Let's assume the following rules:

  • page and url are similar fields
  • page is a list of site pages and url is for arbitrary URL
  • both are mutually exclusive
  • but one of them is required
  • is_default is unique in a combination with value
  • value and image are mutually exclusive
  • but one of them is required

Those rules can be enforced quite easily with form clean() validation method.

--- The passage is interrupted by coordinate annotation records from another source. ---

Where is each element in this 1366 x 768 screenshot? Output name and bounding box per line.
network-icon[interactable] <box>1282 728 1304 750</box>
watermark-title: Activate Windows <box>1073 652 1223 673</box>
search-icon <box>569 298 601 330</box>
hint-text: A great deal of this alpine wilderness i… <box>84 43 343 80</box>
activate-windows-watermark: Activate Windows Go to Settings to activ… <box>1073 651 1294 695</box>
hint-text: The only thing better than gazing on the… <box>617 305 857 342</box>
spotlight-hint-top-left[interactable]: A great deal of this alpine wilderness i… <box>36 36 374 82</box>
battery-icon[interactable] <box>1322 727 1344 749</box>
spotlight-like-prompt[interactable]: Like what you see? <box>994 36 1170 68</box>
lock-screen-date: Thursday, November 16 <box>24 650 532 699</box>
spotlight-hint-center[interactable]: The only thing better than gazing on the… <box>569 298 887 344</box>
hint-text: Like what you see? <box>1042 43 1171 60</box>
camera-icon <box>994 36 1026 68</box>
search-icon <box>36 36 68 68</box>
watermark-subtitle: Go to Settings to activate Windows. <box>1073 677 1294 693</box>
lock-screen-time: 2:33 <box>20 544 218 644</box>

But you can also set up model constraints that will be in sync with your database:

class OgTag(models.Model):
    ...

    class Meta:
        constraints = [
            models.CheckConstraint(check=~Q(value="") | Q(image__isnull=False), name="image_or_value"),
            models.CheckConstraint(check=Q(value="") | Q(image__isnull=True), name="image_or_value_not_both"),
            models.CheckConstraint(check=~Q(url="") | Q(page__isnull=False), name="page_or_url"),
            models.CheckConstraint(check=Q(url="") | Q(page__isnull=True), name="page_or_url_not_both"),
            models.UniqueConstraint(fields=["name"], condition=Q(is_default=True), name="unique_defaults"),
        ]

Now you just need to run database migrations and you are all set up.

Error messages

One (big) downside that comes with constraints is that Django cannot catch, parse and map database errors to some sane error messages, so you just get regular database errors which lead to HTTP 5XX error code. To prevent this, you need to reflect those constraint rules to a form validation where you can construct user-friendly error messages. Then you are fully set up.